— Elle est affreuse ! gémit Spiers. Elle a de la moustache et quelque chose de ratatiné dans la figure. On dirait qu’elle a mangé ses lèvres… De plus elle a comme des prétentions à l’art et à la poésie. A cette vente de charité, elle était habillée d’une robe de satin rose sur laquelle elle avait peint elle-même des branches de gui avec des petits oiseaux.

— Jérémie, dit M. Spiers senior, je me demande un peu quelle importance cela a… Vous pourriez épouser la plus jolie femme du monde et la plus intelligente, au bout de trois mois vous n’y feriez plus attention… Est-ce qu’on regarde sa femme ?

Spiers épousa donc la petite Holcroft et il vécut avec elle pendant quelques années, ni heureux, ni malheureux, — indifférent, absent. Elle était terrible, la petite Holcroft. Elle était laide, et, surtout, elle était au suprême degré dépourvue de vie. Elle ne faisait aucun bruit, n’ouvrait jamais la bouche, ne riait, ne souriait jamais… une morte !… Pis qu’une morte, — parce que les mortes, on les enterre, et qu’une fois qu’elles sont enterrées, avec vingt-cinq kilos de fleurs sur leur tombe, on peut penser à autre chose.

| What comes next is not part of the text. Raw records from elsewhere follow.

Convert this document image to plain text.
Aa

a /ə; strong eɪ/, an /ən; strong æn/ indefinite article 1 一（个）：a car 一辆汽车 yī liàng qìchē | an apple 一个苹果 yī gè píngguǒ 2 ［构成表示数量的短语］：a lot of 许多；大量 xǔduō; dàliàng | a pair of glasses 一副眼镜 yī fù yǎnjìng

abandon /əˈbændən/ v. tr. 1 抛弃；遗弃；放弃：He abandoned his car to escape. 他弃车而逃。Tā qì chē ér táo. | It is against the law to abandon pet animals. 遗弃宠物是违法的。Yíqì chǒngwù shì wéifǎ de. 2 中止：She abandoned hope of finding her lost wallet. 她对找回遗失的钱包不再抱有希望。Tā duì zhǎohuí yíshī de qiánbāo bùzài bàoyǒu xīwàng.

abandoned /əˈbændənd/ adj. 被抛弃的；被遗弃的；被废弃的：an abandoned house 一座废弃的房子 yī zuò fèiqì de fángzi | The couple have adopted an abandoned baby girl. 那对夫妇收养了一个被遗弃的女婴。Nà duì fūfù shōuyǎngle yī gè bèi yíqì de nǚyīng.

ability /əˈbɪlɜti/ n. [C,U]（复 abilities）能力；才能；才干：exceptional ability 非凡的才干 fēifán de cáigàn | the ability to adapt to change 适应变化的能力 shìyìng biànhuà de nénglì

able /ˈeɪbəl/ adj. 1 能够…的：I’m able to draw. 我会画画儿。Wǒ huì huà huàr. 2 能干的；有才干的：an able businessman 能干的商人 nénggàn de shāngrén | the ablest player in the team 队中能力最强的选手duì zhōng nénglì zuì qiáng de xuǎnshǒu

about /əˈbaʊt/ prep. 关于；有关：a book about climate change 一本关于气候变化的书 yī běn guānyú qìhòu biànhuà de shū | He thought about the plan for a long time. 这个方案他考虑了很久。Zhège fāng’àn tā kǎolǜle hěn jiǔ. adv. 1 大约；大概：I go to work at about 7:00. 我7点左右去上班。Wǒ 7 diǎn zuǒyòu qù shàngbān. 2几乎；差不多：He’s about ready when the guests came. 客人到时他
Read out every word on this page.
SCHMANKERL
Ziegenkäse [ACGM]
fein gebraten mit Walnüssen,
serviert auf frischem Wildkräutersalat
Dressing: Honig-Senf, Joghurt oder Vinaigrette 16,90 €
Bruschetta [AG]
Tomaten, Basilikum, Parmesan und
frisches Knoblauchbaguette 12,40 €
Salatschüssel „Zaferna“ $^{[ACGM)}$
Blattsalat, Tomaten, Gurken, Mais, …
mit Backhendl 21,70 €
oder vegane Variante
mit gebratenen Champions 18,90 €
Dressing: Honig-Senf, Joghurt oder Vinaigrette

Donc, cela alla bien pendant quelques années, — Spiers mangeait, buvait, dormait avec sa morte, et son patron, Knibbs, voyant que le malheureux était décidément perdu, que tous nerfs et tous ressorts chez lui étaient brisés, qu’il avait pris à jamais son parti de cet effroyable destin, Knibbs commença à le considérer avec une certaine sympathie, lui donna de l’avancement, lui confia le service de la correspondance avec l’étranger, etc.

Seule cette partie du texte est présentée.